6 pans + 7 pencils = 58 and 4 pans + 3 pencils = 32 . you buy 3 pen and 3 pencil so How meny money have you need .​

Answer 1

$\sf\large\underline{Given:}$

$\tt{\implies Cost\:_{(6\:pens)}+Cost\:_{(7\:pencils)}=58}$

$\tt{\implies Cost\:_{(4\:pens)}+Cost\:_{(3\:pencils)}=32}$

$\sf\large\underline{To\: Find:}$

$\tt{\implies Cost\:_{(3\:pens)}+Cost\:_{(3\:pencils)}=?}$

$\sf\large\underline{Solution:}$

$\tt{\implies Let,\:The\:cost\:a\:pen\:be\:x}$

$\tt{\implies Let,\:The\:cost\:a\:pencil\:be\:y}$

• Here solving this question by equation process]
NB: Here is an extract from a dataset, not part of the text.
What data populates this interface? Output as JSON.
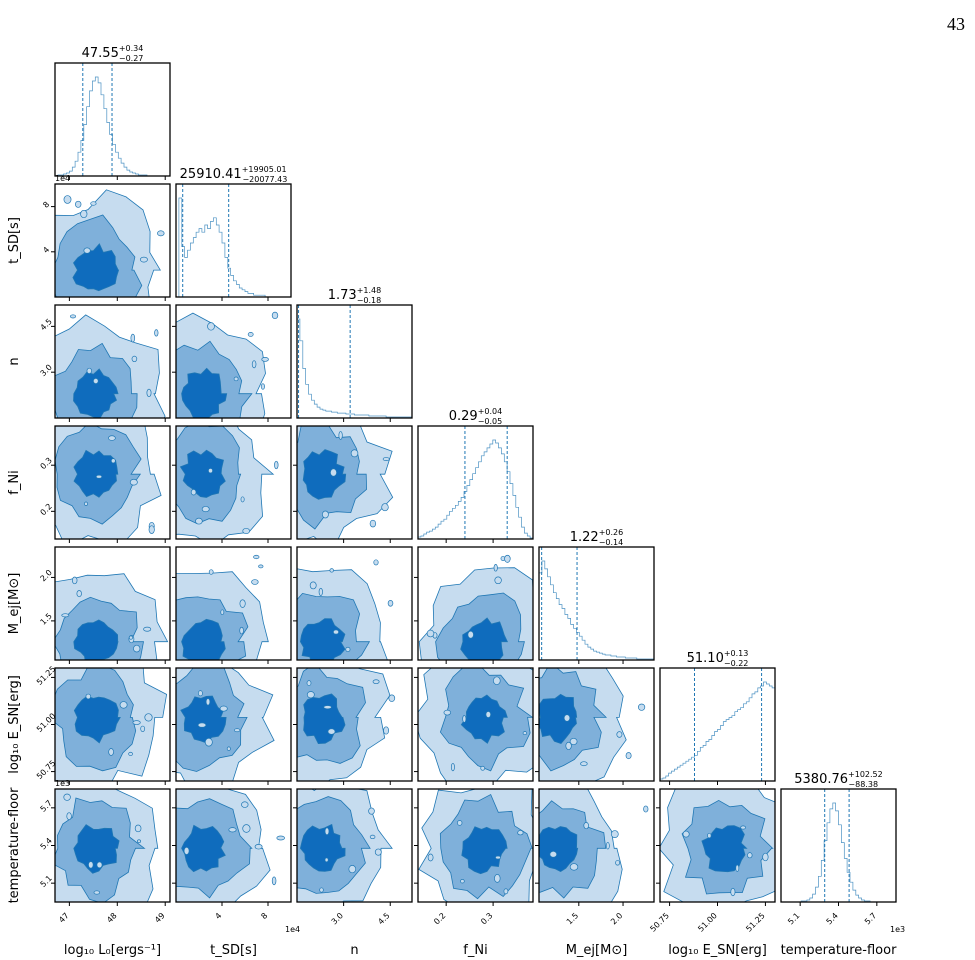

$\tt{\implies 6x+7y=58-----(i)}$

$\tt{\implies 4x+3y=32-----(ii)}$

• In eq 1st multiplying by 4 and eq 2nd multiplying by 6 than subtracting each other]
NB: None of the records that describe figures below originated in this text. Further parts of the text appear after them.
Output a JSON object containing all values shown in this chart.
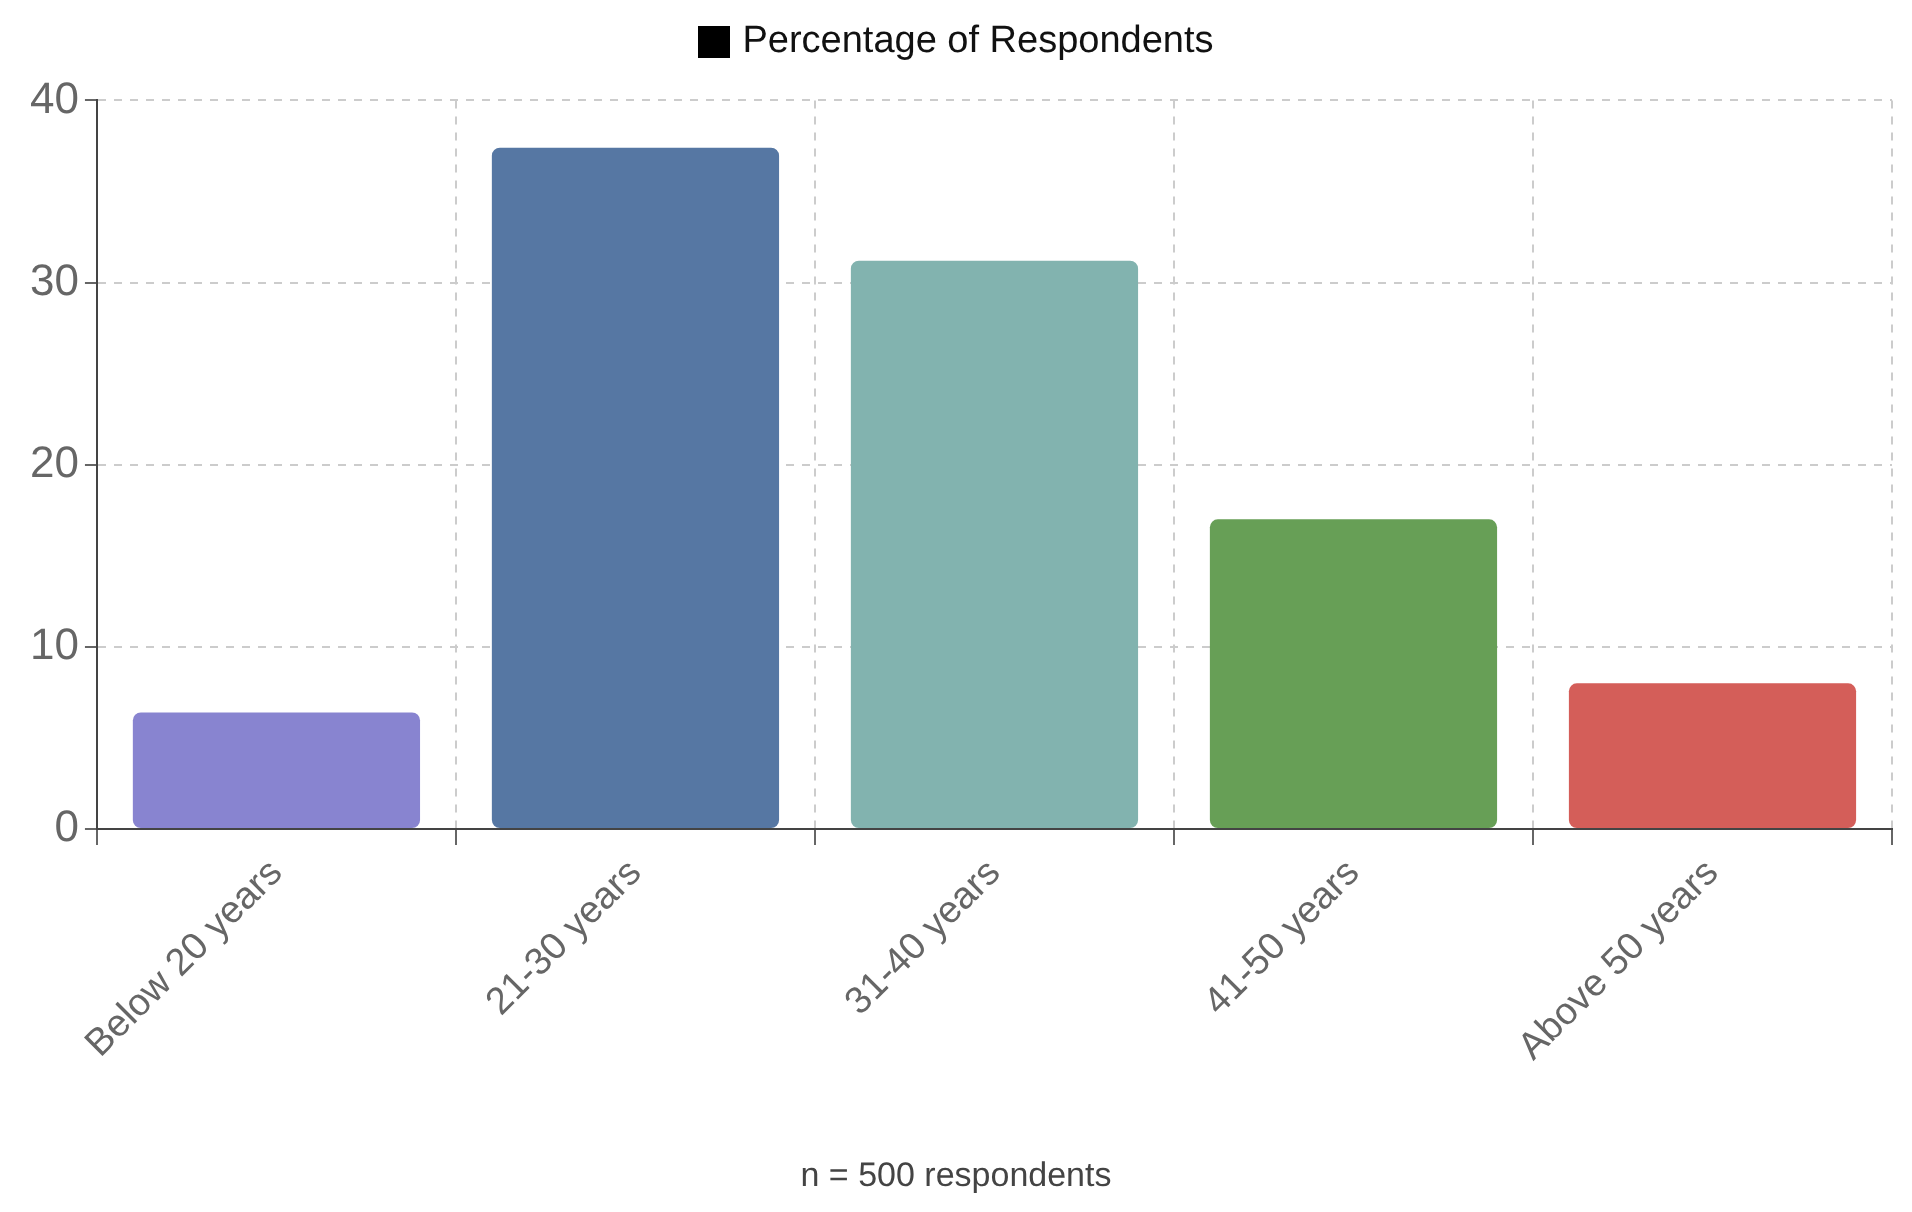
{
  "chart_data": {
    "type": "bar",
    "categories": [
      "Below 20 years",
      "21-30 years",
      "31-40 years",
      "41-50 years",
      "Above 50 years"
    ],
    "series": [
      {
        "name": "Percentage of Respondents",
        "color": "#000000",
        "colors": [
          "#8884d0",
          "#5677a3",
          "#82b3af",
          "#679f56",
          "#d45e59"
        ],
        "values": [
          6.4,
          37.4,
          31.2,
          17,
          8
        ]
      }
    ],
    "ylim": [
      0,
      40
    ],
    "yticks": [
      0,
      10,
      20,
      30,
      40
    ],
    "grid": true,
    "legend": "top",
    "annotations": [
      "n = 500 respondents"
    ]
  }
}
$\tt{\implies 24x+28y=232}$

$\tt{\implies 24x+18y=192}$

• By solving equation we get, here]

$\tt{\implies 10y=40}$

$\tt{\implies y=4}$

• Putting the value of y=4 in eq 1]

$\tt{\implies 6x+7y=58}$

$\tt{\implies 6x+7(4)=58}$

$\tt{\implies 6x+28=58}$

$\tt{\implies 6x=58-28}$

$\tt{\implies 6x=30}$

$\tt{\implies x=5}$

$\sf\large{Hence,}$

$\tt{\implies Cost\:_{(3\:pens)}+Cost\:_{(3\:pencils)}}$

$\tt{\implies Cost\:_{(3x)}+Cost\:_{(3y)}}$

• Here, putting the value of X and y]

$\tt{\implies 3(5)+3(4)}$

$\tt{\implies 15+12}$

$\tt{\implies Rs.27}$

Therefore, I need Rs.27 to buy 3 pens and 3 pencils.